Liquidity aggregation is not a new concept in the financial industry. On the contrary, it has been used as a solution to tackle fragmented liquidity for many years across conventional financial systems. As a result, it’s no surprise that demand for liquidity aggregators is increasing across the crypto industry.
Whether you are an institutional or retail digital asset trader, you want to make sure the platform you are trading on has the lowest latency, lowest fees, and holds the highest standards for securing its traders.
Unfortunately, this is not the case today, where digital asset markets suffer from numerous problems, including market manipulation, high spreads, lack of interoperability between exchanges, price disparity, etc.
The crypto market has long struggled with liquidity, owing to the ecosystem’s fragmentation, with each liquidity provider, pool, and platform serving a different set of clients on their blockchain. The difficulty is exacerbated by the fact that the underlying blockchain networks operate in distinct silos and are still not interconnected enough.
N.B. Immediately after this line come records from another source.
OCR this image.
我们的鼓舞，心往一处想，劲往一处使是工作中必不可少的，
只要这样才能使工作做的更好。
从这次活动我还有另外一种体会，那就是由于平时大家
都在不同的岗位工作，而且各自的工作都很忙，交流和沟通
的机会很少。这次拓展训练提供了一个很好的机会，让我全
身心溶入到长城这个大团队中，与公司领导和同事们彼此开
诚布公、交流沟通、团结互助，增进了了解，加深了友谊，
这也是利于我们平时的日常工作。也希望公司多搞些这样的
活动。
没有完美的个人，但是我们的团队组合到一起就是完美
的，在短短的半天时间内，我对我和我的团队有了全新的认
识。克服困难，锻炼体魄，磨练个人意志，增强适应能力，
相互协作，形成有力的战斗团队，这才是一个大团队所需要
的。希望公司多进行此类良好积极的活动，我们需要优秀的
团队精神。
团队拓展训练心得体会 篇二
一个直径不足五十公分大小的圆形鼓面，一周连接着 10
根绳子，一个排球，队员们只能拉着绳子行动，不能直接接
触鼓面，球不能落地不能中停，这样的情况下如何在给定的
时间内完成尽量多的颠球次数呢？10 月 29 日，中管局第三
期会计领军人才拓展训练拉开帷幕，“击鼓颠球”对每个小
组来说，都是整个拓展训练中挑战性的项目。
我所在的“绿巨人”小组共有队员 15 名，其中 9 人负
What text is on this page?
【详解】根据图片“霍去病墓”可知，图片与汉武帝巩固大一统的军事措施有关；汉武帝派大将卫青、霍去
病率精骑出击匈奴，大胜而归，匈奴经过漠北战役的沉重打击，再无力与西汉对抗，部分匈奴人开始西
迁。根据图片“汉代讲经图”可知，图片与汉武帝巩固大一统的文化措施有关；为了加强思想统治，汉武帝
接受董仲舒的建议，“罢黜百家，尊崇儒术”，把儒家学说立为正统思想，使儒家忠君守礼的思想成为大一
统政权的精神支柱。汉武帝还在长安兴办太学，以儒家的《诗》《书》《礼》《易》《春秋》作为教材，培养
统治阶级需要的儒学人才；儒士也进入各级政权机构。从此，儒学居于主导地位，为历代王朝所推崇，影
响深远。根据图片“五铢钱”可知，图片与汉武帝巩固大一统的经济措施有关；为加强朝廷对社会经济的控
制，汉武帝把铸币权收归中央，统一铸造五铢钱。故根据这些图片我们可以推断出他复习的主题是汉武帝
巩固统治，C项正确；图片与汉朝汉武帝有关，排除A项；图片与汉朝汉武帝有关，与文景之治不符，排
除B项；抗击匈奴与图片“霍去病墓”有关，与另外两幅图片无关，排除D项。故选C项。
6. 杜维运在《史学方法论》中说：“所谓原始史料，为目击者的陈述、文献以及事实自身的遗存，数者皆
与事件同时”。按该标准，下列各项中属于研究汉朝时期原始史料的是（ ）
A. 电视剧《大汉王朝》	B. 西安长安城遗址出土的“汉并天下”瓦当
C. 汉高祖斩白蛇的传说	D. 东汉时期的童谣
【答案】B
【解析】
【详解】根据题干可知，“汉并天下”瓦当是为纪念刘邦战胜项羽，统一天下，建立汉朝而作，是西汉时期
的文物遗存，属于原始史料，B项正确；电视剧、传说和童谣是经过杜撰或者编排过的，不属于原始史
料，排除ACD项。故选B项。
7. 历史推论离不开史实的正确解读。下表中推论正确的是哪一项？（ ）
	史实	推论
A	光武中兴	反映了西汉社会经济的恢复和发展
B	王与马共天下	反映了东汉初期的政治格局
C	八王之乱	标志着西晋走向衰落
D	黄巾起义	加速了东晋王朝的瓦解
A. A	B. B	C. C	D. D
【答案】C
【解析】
A liquidity aggregator can bring a fragmented market under a single lens and eliminate duplication of liquidity while facilitating increased efficiency and better risk management.
Additionally, aggregators also enable traders to fill trades at the best execution price possible across a range of liquidity sources.
A liquidity provider delivers one of the most vital components to the market: liquidity. Liquidity is provided by market makers in the conventional stock market: investment corporations, major trading firms, and institutional investors such as giant banks or hedge funds, that trade in massive quantities of assets. They provide markets the option to quickly execute a deal without waiting for a counterparty to accept the trader’s proposal, bid, or ask in exchange terms.
Liquidity aggregators link institutions and ordinary investors through the aggregation infrastructure, where these orders may be routed and executed by combining orders from integrated exchanges.
Currently, the most successful digital asset liquidity aggregators focus on aggregating exchange liquidity and use quant-based methods to try and provide what is known as best execution—a law in the traditional markets that requires broker platforms to place the interests of clients first above incentives, such as soft dollars, offered by trade routing entities, and provide those clients with a single-window solution that provides the best price for a selected stock across all markets, hence aggregating the best price. In the digital assets case, it’s aggregating the liquidity from various exchanges, for example.
In its simplest form, FLUID is a liquidity aggregator that will provide a professional trading system and access to liquidity for the digital asset market. FLUID’s competitive advantage is that it uses AI quant-based strategies to deliver a high throughput service to its customers versus other top solutions that only offer quant-based solutions.
The FLUID platform works by plugging into exchange customers’ APIs and combining liquidity from top CEXes, DEXes, and market makers into the universal FLUID global order book. This allows all clients to access the FLUID proprietary global order book and display it to their traders while in turn instantly increasing deep liquidity for all member exchanges, liquidity seekers, and providers.
Irrefutably, the need of the hour is cross-chain liquidity aggregators. FLUID offers a frictionless blockchain-based solution that replicates institutional-grade liquidity aggregation in the global markets using best-in-class MPC wallets. FLUID gathers liquidity from spot, futures, derivatives, STO, and SCO markets to provide real-time price updates, AI Quant-driven strategies, and low latency and trading expenses to its users.
FLUID has a faster and more secure infrastructure that is designed keeping in mind future regulatory compliance requirements. It will also benefit investors by allowing them to trade high volumes of bitcoins and altcoins without impacting the price and affecting the market at ultra-low costs.